A Hebraic Inkling: Chapter 1

In Chapter 1 of "A Hebraic Inkling" Brazier reviews Lewis' spiritual biography until the time of his conversion. Lewis biography is well known and I will not repeat it here. However, unlike other biographies of Lewis (of which there are many), Brazier tells Lewis' story in the context of the antisemitism Brazier asserts is inherent to the British Empire. Having conquered the world, the British had, in their mind, become the Chosen People, and thus Jews and Judaism had no place in Britain. Lewis himself, when a self-described atheist, was especially dismissive of the Jews calling them "class A primitives," and wondering aloud why one would waste their time reading the Hebrew Bible. 

However, God had other plans for Lewis. From the time he was a child Lewis had experienced sehnsucht, stabs of longing and beauty, what Lewis himself would later call Joy. Brazier states that these are times when the Holy Spirit (the divine presence) touch Lewis, though Lewis himself did not understand their cause. At the point Lewis came to understand, thanks to reading George MacDonald's Phantastes, that these experiences were not an end to themselves, but a mean reach their source, he found God. Lewis thus becomes a theist. 

This is not yet a full conversion to Brazier's Judeo-Christian God, that would wait until after his famed conversation with J.R.R. Tolkien and Hugo Dyson.

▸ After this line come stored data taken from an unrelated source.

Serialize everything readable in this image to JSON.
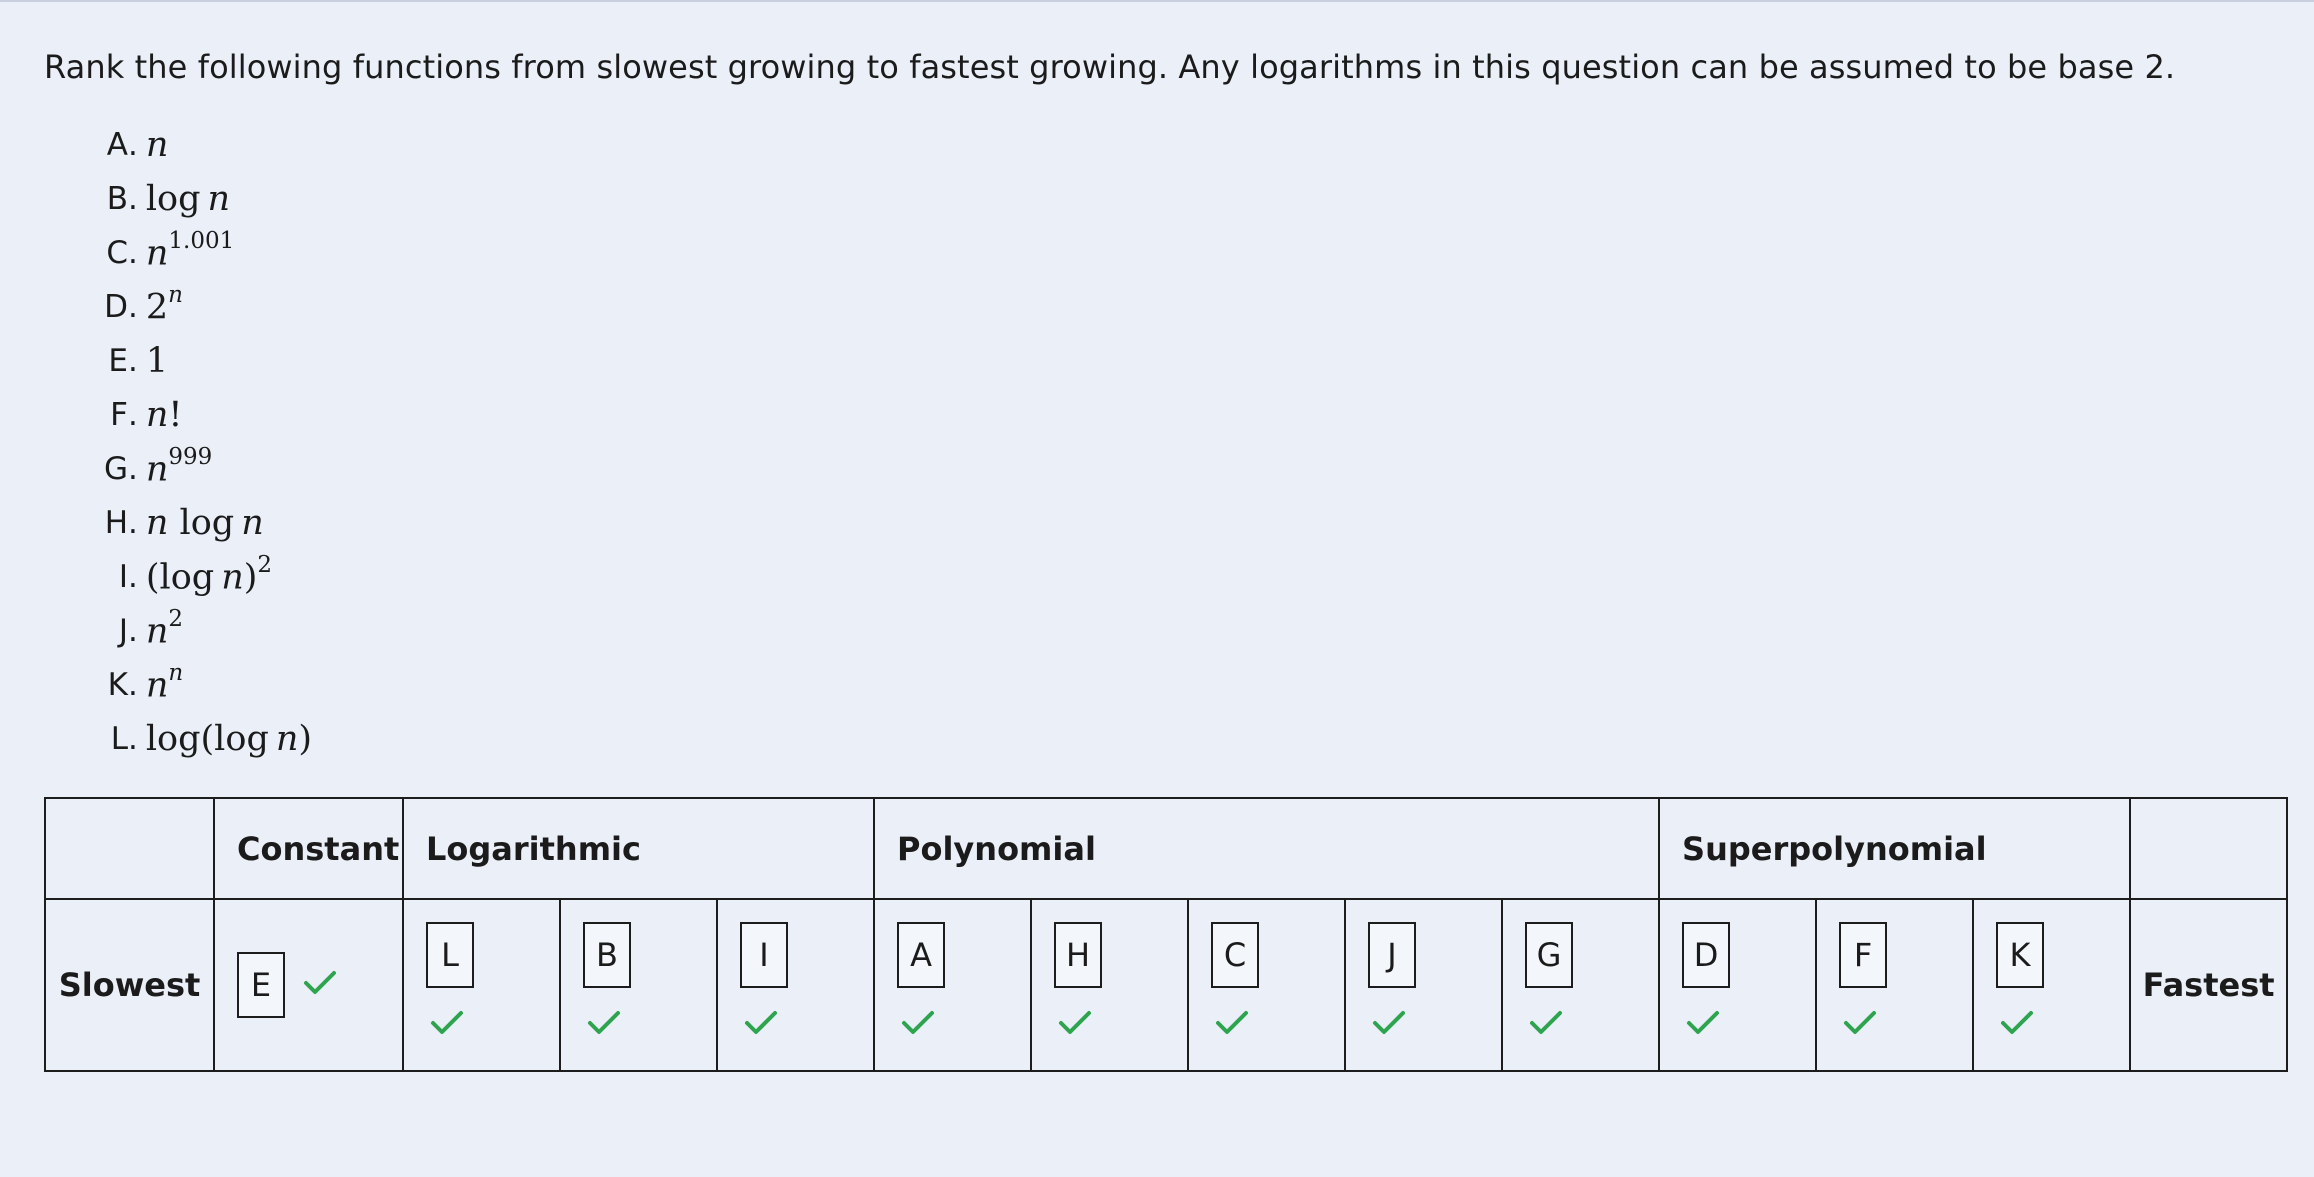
{
  "prompt": "Rank the following functions from slowest growing to fastest growing. Any logarithms in this question can be assumed to be base 2.",
  "options": [
    {
      "letter": "A",
      "math": "n"
    },
    {
      "letter": "B",
      "math": "log n"
    },
    {
      "letter": "C",
      "math": "n^1.001"
    },
    {
      "letter": "D",
      "math": "2^n"
    },
    {
      "letter": "E",
      "math": "1"
    },
    {
      "letter": "F",
      "math": "n!"
    },
    {
      "letter": "G",
      "math": "n^999"
    },
    {
      "letter": "H",
      "math": "n log n"
    },
    {
      "letter": "I",
      "math": "(log n)^2"
    },
    {
      "letter": "J",
      "math": "n^2"
    },
    {
      "letter": "K",
      "math": "n^n"
    },
    {
      "letter": "L",
      "math": "log(log n)"
    }
  ],
  "table": {
    "categories": {
      "constant": "Constant",
      "logarithmic": "Logarithmic",
      "polynomial": "Polynomial",
      "superpolynomial": "Superpolynomial"
    },
    "slowest_label": "Slowest",
    "fastest_label": "Fastest",
    "ranking": [
      "E",
      "L",
      "B",
      "I",
      "A",
      "H",
      "C",
      "J",
      "G",
      "D",
      "F",
      "K"
    ],
    "correct": [
      true,
      true,
      true,
      true,
      true,
      true,
      true,
      true,
      true,
      true,
      true,
      true
    ]
  },
  "colors": {
    "check": "#2ea44f",
    "background": "#eaeff8"
  }
}
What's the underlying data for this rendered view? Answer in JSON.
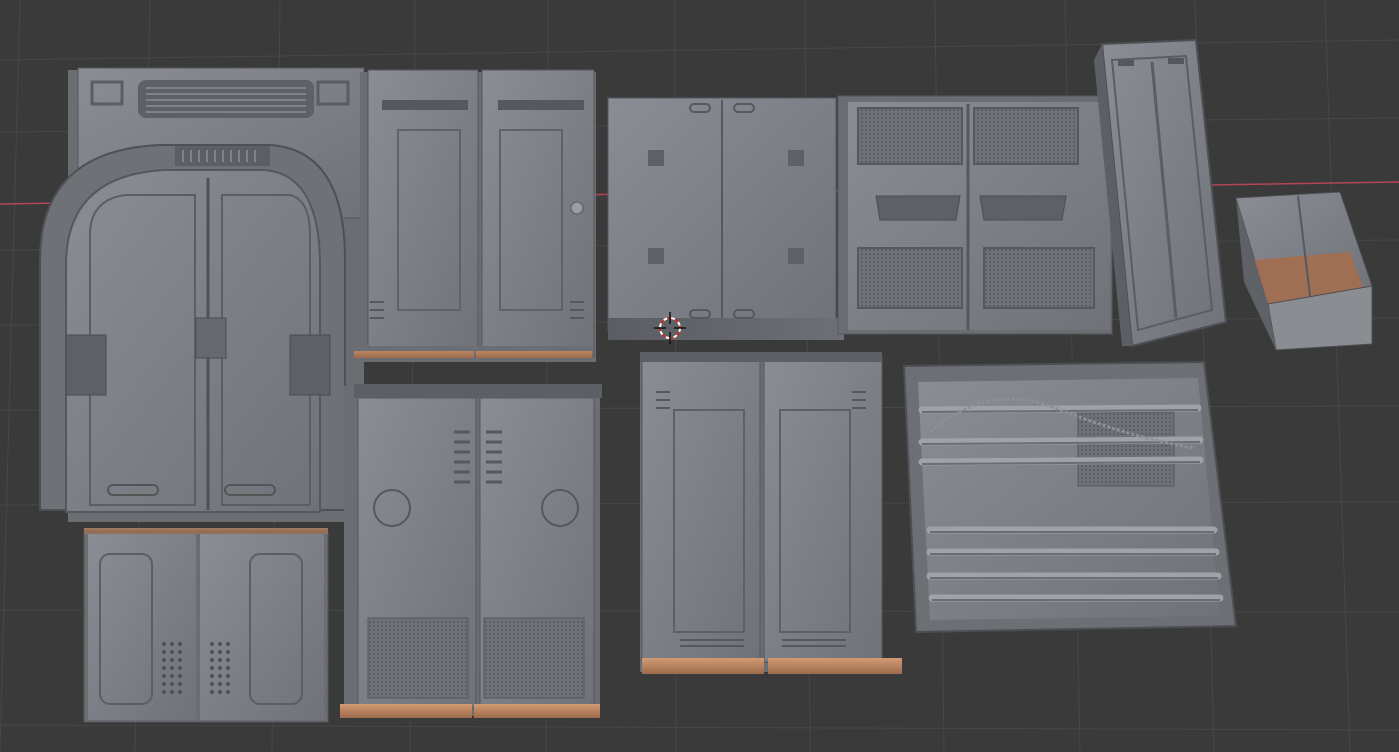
{
  "viewport": {
    "background": "#3a3a3a",
    "grid_color": "#474747",
    "x_axis_color": "#b34555",
    "mesh_base": "#7b7e84",
    "mesh_light": "#9a9da3",
    "mesh_dark": "#4e5156",
    "mesh_shadow": "#3d3f43",
    "accent_copper": "#c78a63",
    "cursor_color": "#d42a2a"
  },
  "objects": [
    {
      "name": "arched-sliding-door-panel"
    },
    {
      "name": "double-door-panel-top-vents"
    },
    {
      "name": "flat-wall-panel-brackets"
    },
    {
      "name": "mesh-grille-wall-panel"
    },
    {
      "name": "tall-pillar-column"
    },
    {
      "name": "small-crate-block"
    },
    {
      "name": "short-double-door-panel"
    },
    {
      "name": "double-door-panel-round-hatches"
    },
    {
      "name": "double-door-panel-center-seam"
    },
    {
      "name": "pipe-rack-wall-panel"
    }
  ],
  "icons": {
    "cursor": "3d-cursor-icon"
  }
}
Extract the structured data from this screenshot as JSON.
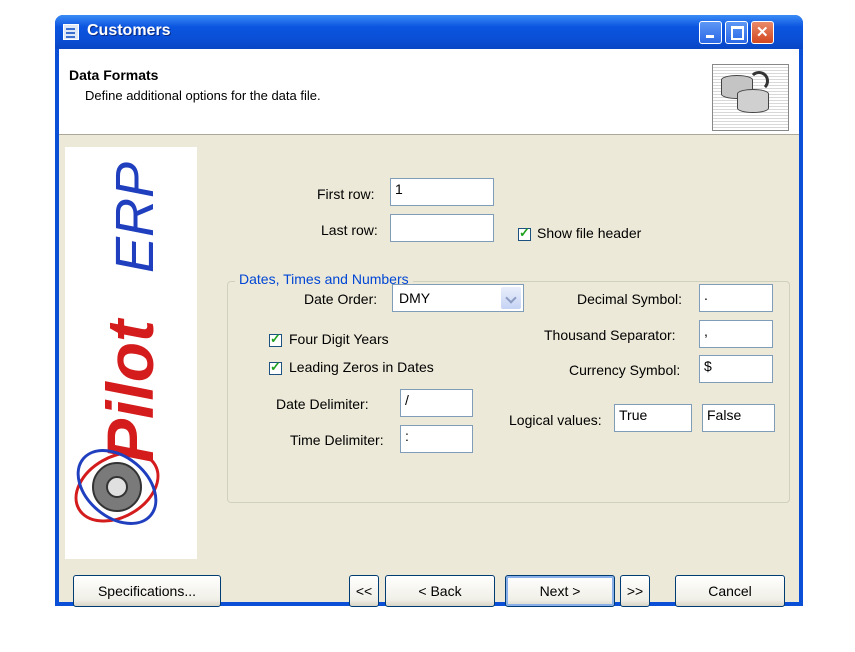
{
  "window": {
    "title": "Customers"
  },
  "header": {
    "title": "Data Formats",
    "subtitle": "Define additional options for the data file."
  },
  "logo": {
    "text_a": "Pilot",
    "text_b": "ERP"
  },
  "fields": {
    "first_row": {
      "label": "First row:",
      "value": "1"
    },
    "last_row": {
      "label": "Last row:",
      "value": ""
    },
    "show_file_header": {
      "label": "Show file header",
      "checked": true
    }
  },
  "group": {
    "title": "Dates, Times and Numbers",
    "date_order": {
      "label": "Date Order:",
      "value": "DMY"
    },
    "four_digit_years": {
      "label": "Four Digit Years",
      "checked": true
    },
    "leading_zeros": {
      "label": "Leading Zeros in Dates",
      "checked": true
    },
    "date_delimiter": {
      "label": "Date Delimiter:",
      "value": "/"
    },
    "time_delimiter": {
      "label": "Time Delimiter:",
      "value": ":"
    },
    "decimal_symbol": {
      "label": "Decimal Symbol:",
      "value": "."
    },
    "thousand_separator": {
      "label": "Thousand Separator:",
      "value": ","
    },
    "currency_symbol": {
      "label": "Currency Symbol:",
      "value": "$"
    },
    "logical_values": {
      "label": "Logical values:",
      "true_value": "True",
      "false_value": "False"
    }
  },
  "buttons": {
    "specifications": "Specifications...",
    "first": "<<",
    "back": "< Back",
    "next": "Next >",
    "last": ">>",
    "cancel": "Cancel"
  },
  "colors": {
    "titlebar": "#0a4fd6",
    "face": "#ece9d8",
    "group_title": "#0046d5",
    "logo_red": "#d41c1c",
    "logo_blue": "#1f3fbf"
  }
}
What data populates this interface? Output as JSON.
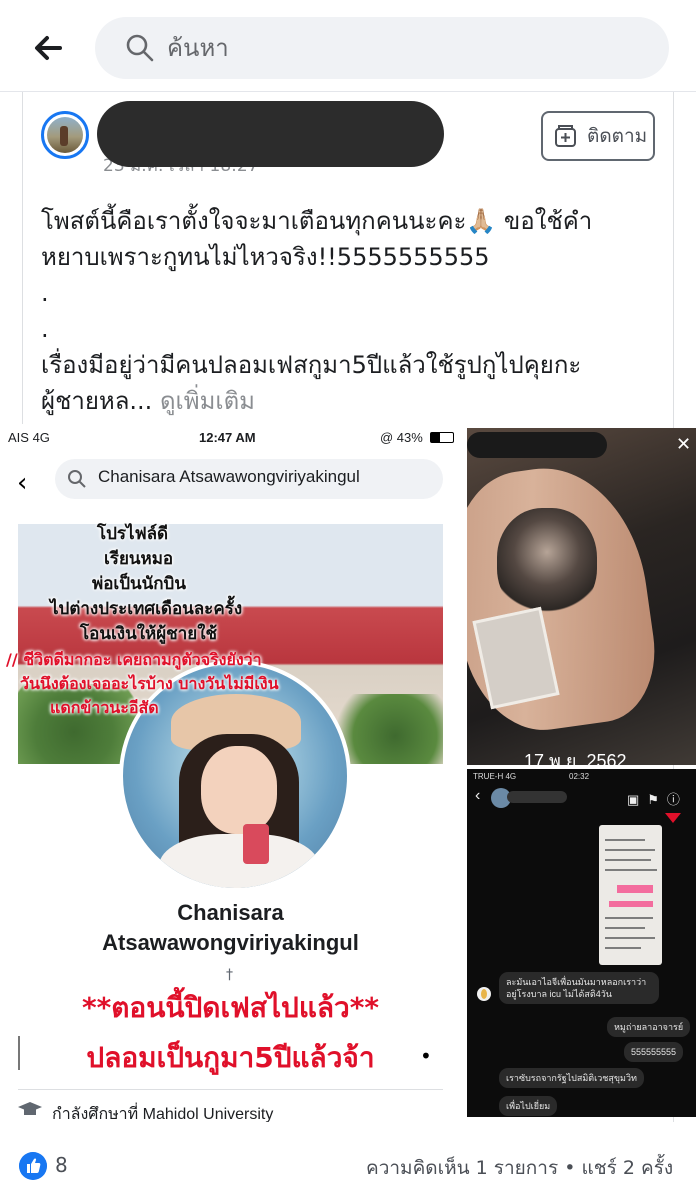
{
  "search": {
    "placeholder": "ค้นหา"
  },
  "post": {
    "timestamp_partial": "23 ม.ค. เวลา 18:27",
    "follow_label": "ติดตาม",
    "text_lines": [
      "โพสต์นี้คือเราตั้งใจจะมาเตือนทุกคนนะคะ🙏🏼 ขอใช้คำ",
      "หยาบเพราะกูทนไม่ไหวจริง!!5555555555",
      ".",
      ".",
      "เรื่องมีอยู่ว่ามีคนปลอมเฟสกูมา5ปีแล้วใช้รูปกูไปคุยกะ"
    ],
    "text_last_prefix": "ผู้ชายหล...",
    "see_more": "ดูเพิ่มเติม"
  },
  "screenshot_profile": {
    "status_carrier": "AIS  4G",
    "status_time": "12:47 AM",
    "status_battery": "@ 43%",
    "search_text": "Chanisara Atsawawongviriyakingul",
    "overlay_black": [
      "โปรไฟล์ดี",
      "เรียนหมอ",
      "พ่อเป็นนักบิน",
      "ไปต่างประเทศเดือนละครั้ง",
      "โอนเงินให้ผู้ชายใช้"
    ],
    "overlay_red": [
      "// ชีวิตดีมากอะ เคยถามกูตัวจริงยังว่า",
      "วันนึงต้องเจออะไรบ้าง บางวันไม่มีเงิน",
      "แดกข้าวนะอีสัด"
    ],
    "profile_name_1": "Chanisara",
    "profile_name_2": "Atsawawongviriyakingul",
    "red_caption_1": "**ตอนนี้ปิดเฟสไปแล้ว**",
    "red_caption_2": "ปลอมเป็นกูมา5ปีแล้วจ้า",
    "study_text": "กำลังศึกษาที่ Mahidol University"
  },
  "tattoo_photo": {
    "date": "17 พ.ย. 2562"
  },
  "chat": {
    "status_carrier": "TRUE-H  4G",
    "status_time": "02:32",
    "messages": [
      "ละมันเอาไอจีเพื่อนมันมาหลอกเราว่า อยู่โรงบาล icu ไม่ได้สติ4วัน",
      "หมูถ่ายลาอาจารย์",
      "555555555",
      "เราซับรถจากรัฐไปสมิติเวชสุขุมวิท",
      "เพื่อไปเยี่ยม"
    ]
  },
  "footer": {
    "like_count": "8",
    "stats": "ความคิดเห็น 1 รายการ • แชร์ 2 ครั้ง"
  }
}
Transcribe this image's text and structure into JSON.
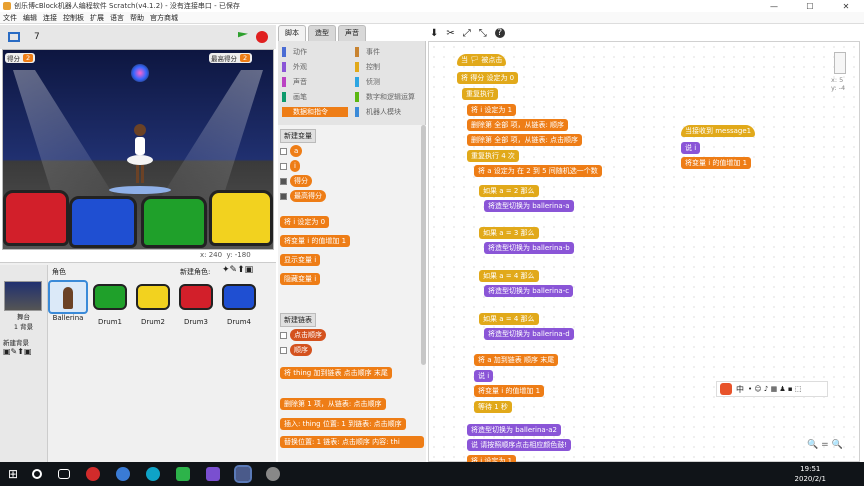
{
  "window": {
    "title": "创乐博cBlock机器人编程软件 Scratch(v4.1.2) - 没有连接串口 - 已保存",
    "min": "—",
    "max": "☐",
    "close": "✕"
  },
  "menu": [
    "文件",
    "编辑",
    "连接",
    "控制板",
    "扩展",
    "语言",
    "帮助",
    "官方商城"
  ],
  "toolbar": {
    "version": "7"
  },
  "stage": {
    "var1_label": "得分",
    "var1_value": "2",
    "var2_label": "最高得分",
    "var2_value": "2",
    "x": "x: 240",
    "y": "y: -180"
  },
  "sprites": {
    "header": "角色",
    "new_label": "新建角色:",
    "stage_label": "舞台",
    "stage_sub": "1 背景",
    "new_bg": "新建背景",
    "items": [
      {
        "name": "Ballerina"
      },
      {
        "name": "Drum1"
      },
      {
        "name": "Drum2"
      },
      {
        "name": "Drum3"
      },
      {
        "name": "Drum4"
      }
    ]
  },
  "tabs": [
    "脚本",
    "造型",
    "声音"
  ],
  "categories": [
    {
      "label": "动作",
      "color": "#4a6cd4"
    },
    {
      "label": "事件",
      "color": "#c88330"
    },
    {
      "label": "外观",
      "color": "#8a55d7"
    },
    {
      "label": "控制",
      "color": "#e1a91a"
    },
    {
      "label": "声音",
      "color": "#bb42c3"
    },
    {
      "label": "侦测",
      "color": "#2ca5e2"
    },
    {
      "label": "画笔",
      "color": "#0e9a6c"
    },
    {
      "label": "数字和逻辑运算",
      "color": "#5cb712"
    },
    {
      "label": "数据和指令",
      "color": "#ee7d16"
    },
    {
      "label": "机器人模块",
      "color": "#3a8ad8"
    }
  ],
  "palette": {
    "new_var": "新建变量",
    "vars": [
      "a",
      "i",
      "得分",
      "最高得分"
    ],
    "set_block": "将 i 设定为 0",
    "change_block": "将变量 i 的值增加 1",
    "show_var": "显示变量 i",
    "hide_var": "隐藏变量 i",
    "new_list": "新建链表",
    "lists": [
      "点击顺序",
      "顺序"
    ],
    "list_add": "将 thing 加到链表 点击顺序 末尾",
    "list_del": "删除第 1 项，从链表: 点击顺序",
    "list_insert": "插入: thing 位置: 1 到链表: 点击顺序",
    "list_replace": "替换位置: 1 链表: 点击顺序 内容: thi"
  },
  "script_main": [
    {
      "t": "当 🏳 被点击"
    },
    {
      "t": "将 得分 设定为 0"
    },
    {
      "t": "重复执行"
    },
    {
      "t": "将 i 设定为 1"
    },
    {
      "t": "删除第 全部 项，从链表: 顺序"
    },
    {
      "t": "删除第 全部 项，从链表: 点击顺序"
    },
    {
      "t": "重复执行 4 次"
    },
    {
      "t": "将 a 设定为 在 2 到 5 间随机选一个数"
    },
    {
      "t": "如果 a = 2 那么"
    },
    {
      "t": "将造型切换为 ballerina-a"
    },
    {
      "t": "如果 a = 3 那么"
    },
    {
      "t": "将造型切换为 ballerina-b"
    },
    {
      "t": "如果 a = 4 那么"
    },
    {
      "t": "将造型切换为 ballerina-c"
    },
    {
      "t": "如果 a = 4 那么"
    },
    {
      "t": "将造型切换为 ballerina-d"
    },
    {
      "t": "将 a 加到链表 顺序 末尾"
    },
    {
      "t": "说 i"
    },
    {
      "t": "将变量 i 的值增加 1"
    },
    {
      "t": "等待 1 秒"
    },
    {
      "t": "将造型切换为 ballerina-a2"
    },
    {
      "t": "说 请按照顺序点击相应颜色鼓!"
    },
    {
      "t": "将 i 设定为 1"
    }
  ],
  "script_side": [
    {
      "t": "当接收到 message1"
    },
    {
      "t": "说 i"
    },
    {
      "t": "将变量 i 的值增加 1"
    }
  ],
  "sprite_info": {
    "x": "x: 5",
    "y": "y: -4"
  },
  "taskbar": {
    "time": "19:51",
    "date": "2020/2/1"
  },
  "ime": {
    "label": "中"
  }
}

However, later in life, Lewis would be thankful he was "permitted for several months, perhaps a year, to know God and to attempt obedience without even raising that question [that of future life]. My training was like that of the Jews to whom He revealed Himself centuries before there was a whisper of anything better (or worse) beyond the grave than shadowy and featureless Sheol" (Surprised by Joy page 179). 

Traditional Jews may disagree as to when the concept of life after death entered Judaism, but what is important for us at the moment is that Lewis accepted theism before Christianity and claimed (at least in one respect) that his conversion process followed that of God's revelation to the Jews, His chosen people. 

Brazier will further expand on this theme in the next chapter.